Catégories : Actualités · Sur ARTE

Un commentaire

  1. derouet dit :

    Vous dites  » adapte fidèlement la nouvelle d’Edgar Allan Poe ». C’est inexact Epstein indique que son film est inspiré d’après des motifs d’Edgar Poe, son idée effectivement formidable est de croiser à son adaptation de la nouvelle La Chute de la maison Usher, la nouvelle le Portrait Ovale, les deux récits sont présent dans histoires extraordinaires.
    Dans l’adaptation par Epstein Madeleine interprétée par Marguerite Gance est l’épouse de Roderick Usher alors que dans le texte de Poe, Madelaine est la soeur de Roderick Usher.
    Ce déplacement narratif emporte un déplacement thématique. Dans La Chute de la maison Usher de Poe, la mystérieuse maladie qui affectait les jumeaux Roderick et Madeline avait pour origine une malédiction attachée au manoir familial selon une perspective gothique. Un lieu maudit (la fameuse « Maison Usher ») dictait le cours des évènements.
    Par ce choix Epstein évite le thème de l’inceste présent dans la nouvelle.
    L’obsession de Roderick Usher a vouloir peindre le portrait de son épouse aboutie à que celle-ci s’étiole dans une atmosphère lugubre, transmettant le peu de vie qui lui reste au portrait.
    L’utilisation du ralenti ,une innovation technique pour ce film,qui « dépersonnnalise le mouvement » (Deleuze) renforce le rapport au temps d’une manière très angoissante.
    L’utilisation de très gros plans de parties de l’horloge du château pour souligner le passage du temps et donnent l’idée qu’on pénètre à l’intérieur du temps.
    Les instruments du temps n’ont cessé de fasciner les réalisateurs depuis les horloges à figurines qui défilent quand sonnent les heures du Nosferatu de Murnau, du Moulin des supplices …

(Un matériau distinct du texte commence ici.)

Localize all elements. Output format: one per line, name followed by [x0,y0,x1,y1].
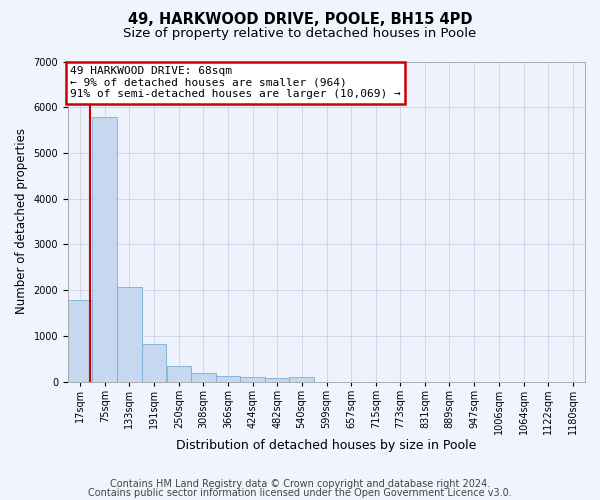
Text: 49, HARKWOOD DRIVE, POOLE, BH15 4PD: 49, HARKWOOD DRIVE, POOLE, BH15 4PD [128,12,472,28]
X-axis label: Distribution of detached houses by size in Poole: Distribution of detached houses by size … [176,440,476,452]
Bar [240,377,265,382]
Bar [117,288,142,382]
Bar [191,373,216,382]
Y-axis label: Number of detached properties: Number of detached properties [15,128,28,314]
Bar [216,376,240,382]
Text: Contains HM Land Registry data © Crown copyright and database right 2024.: Contains HM Land Registry data © Crown c… [110,479,490,489]
Bar [289,377,314,382]
Bar [92,118,117,382]
Bar [142,344,166,382]
Bar [167,366,191,382]
Bar [68,300,92,382]
Text: Size of property relative to detached houses in Poole: Size of property relative to detached ho… [124,28,476,40]
Text: 49 HARKWOOD DRIVE: 68sqm
← 9% of detached houses are smaller (964)
91% of semi-d: 49 HARKWOOD DRIVE: 68sqm ← 9% of detache… [70,66,401,100]
Text: Contains public sector information licensed under the Open Government Licence v3: Contains public sector information licen… [88,488,512,498]
Bar [265,378,289,382]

    A la fois somme et synthèse le film d’Epstein est conçue comme une véritable symphonie visuelle.De part la maîtrise absolue du montage, du rythme, où le ralenti, les surimpressions, les travellings, la caméra mobile font de ce film d’avant-garde, une œuvre quasi expérimentale, et un grand chef d’œuvre du cinéma.

    Je recommande aussi le livre Jean Epstein de Joël Daire La Tour Verte.